With the foregoing I agree and further think that it should be so held in this case for it is important that the Industrial Commission and our citizens and others coming within its jurisdiction know the rules of procedure which govern it and them in all proceedings upon the filing and adjudication of claims under the Compensation Law.

It should be added that the proceedings by and before the Commission are not required to be as precise, and perhaps as tedious, as is the corresponding practice in the Courts. Informal justice may be had, so long as it is justice and not in violation of the law. The Act expressly so provides. The original section 54 (sec. 7035-57, Code of 1942) is in part as follows: "The commission may make rules not inconsistent with this Act, for carrying out the provisions thereof.Process and procedure under this Act may be summary andsimple as reasonably may be." (Emphasis added.) The emphasized provision was applied by this Court in the following, and possibly other cases: McDonald v. Palmetto Theatres,196 S.C. 460, 13 S.E.2d 602, and King v. Wesner,198 S.C. 49, 16 S.E.2d 289. And the word "summary," with reference to hearings and determinations, is again used in Code, Sec. 7035-61: "The commission * * * shall hear the parties at issue and their representatives and witnesses, and shall determine the dispute in a summary manner."

I fully agree with the view expressed in the main opinion, that there was no substantial evidence upon which to base the award which followed the rehearing, and that it should be reversed.
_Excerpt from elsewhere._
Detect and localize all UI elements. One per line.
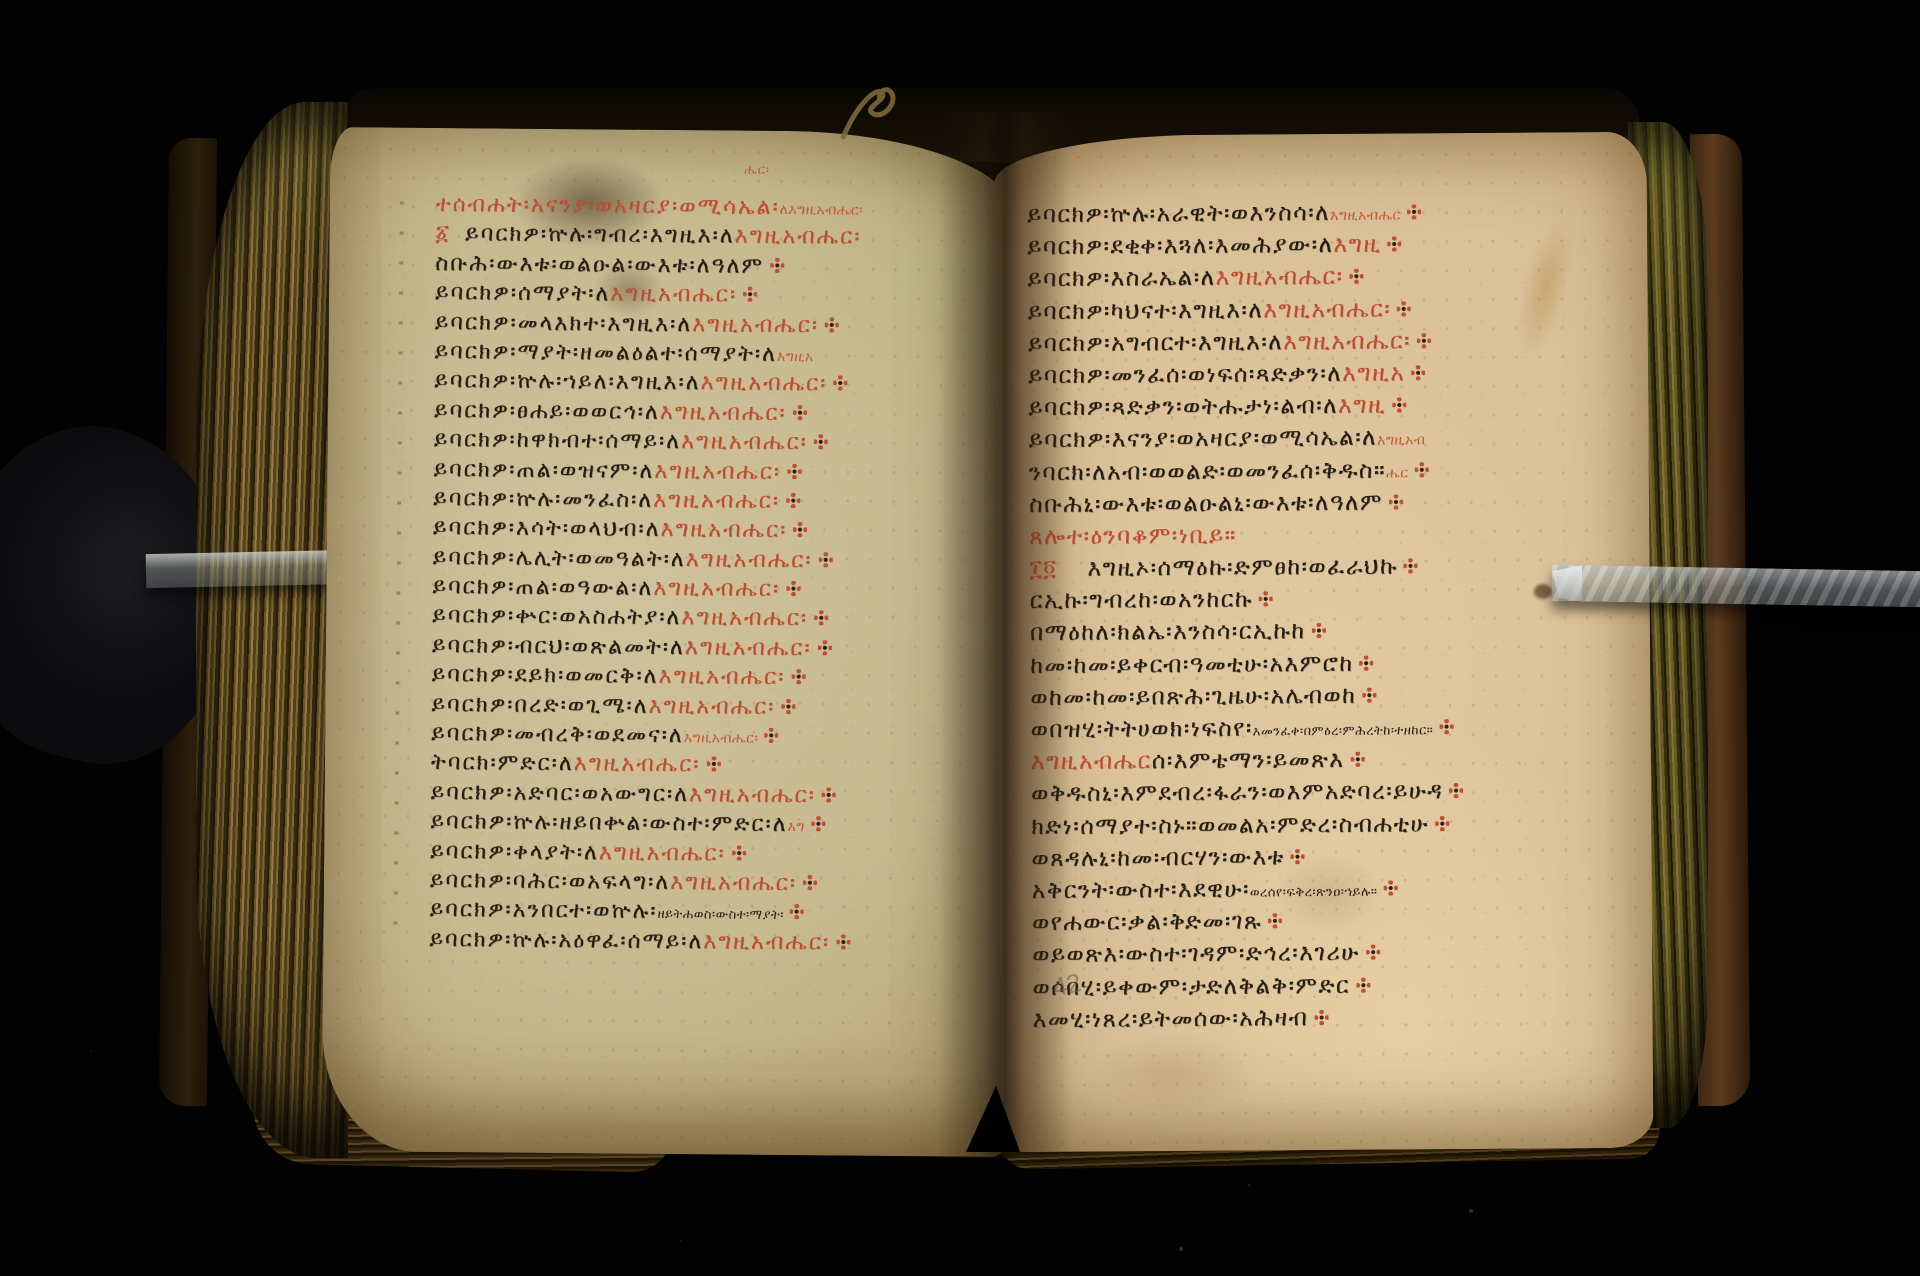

The opinions of the alleged experts were without *Page 97 substance in view of the physical facts and other evidence, and they were self-contradictory, confused and confusing.

In view of the nature of this supposed expert testimony, which was all that materially conflicted with the many circumstances which pointed unerringly to suicide, I think it unnecessary to weigh the evidence. Furthermore, I do not think the latter accurately describes the proper function of the Courts in compensation cases. Weighing implies a balancing of the scales whereby the greater weight or preponderance of the evidence is determined, which course we should not follow.

The late, great former Chief Justice Bonham of this Court, then an Associate Justice, with his usual clarity and force of expression, admirably stated the rule in the compensation case of Phillips v. Dixie Stores, 186 S.C. 374,195 S.E., 646, 647, as follows: "Herein lies the fundamental error of the distinguished circuit judge. By his own statement, he is making himself a participant with the commission in determining `whether the conclusions of the Commission have adequate support in the evidence.' (Italics the author's.) This is just what he is forbidden to do. If there were absolutely no evidence in support of the findings of fact by the Commission, we might say that the question thus becomes question of law. But whether there is a sufficiency of evidence is strictly a matter of fact, and the findings of the commission thereabout are final."

Factual findings of the Commission are, as said, undoubtedly binding upon the courts. 1942 Code, sec. 7035-63. But when such a purported finding is appealed, whether it was grounded upon any competent, substantial evidence is a question of law for decision by the Court, and it will be reversed in the absence of such basis. This rule has been stated many times in former decisions of this Court, found in 34 S.E., Dig., Workmen's Compensation, *Page 98 Key 1939, and it was very recently restated in Elrod v.Union Bleachery, S.C., 481, 30 S.E.2d 73.

MESSRS. ASSOCIATE JUSTICES FISHBURNE, TAYLOR and OXNER concur.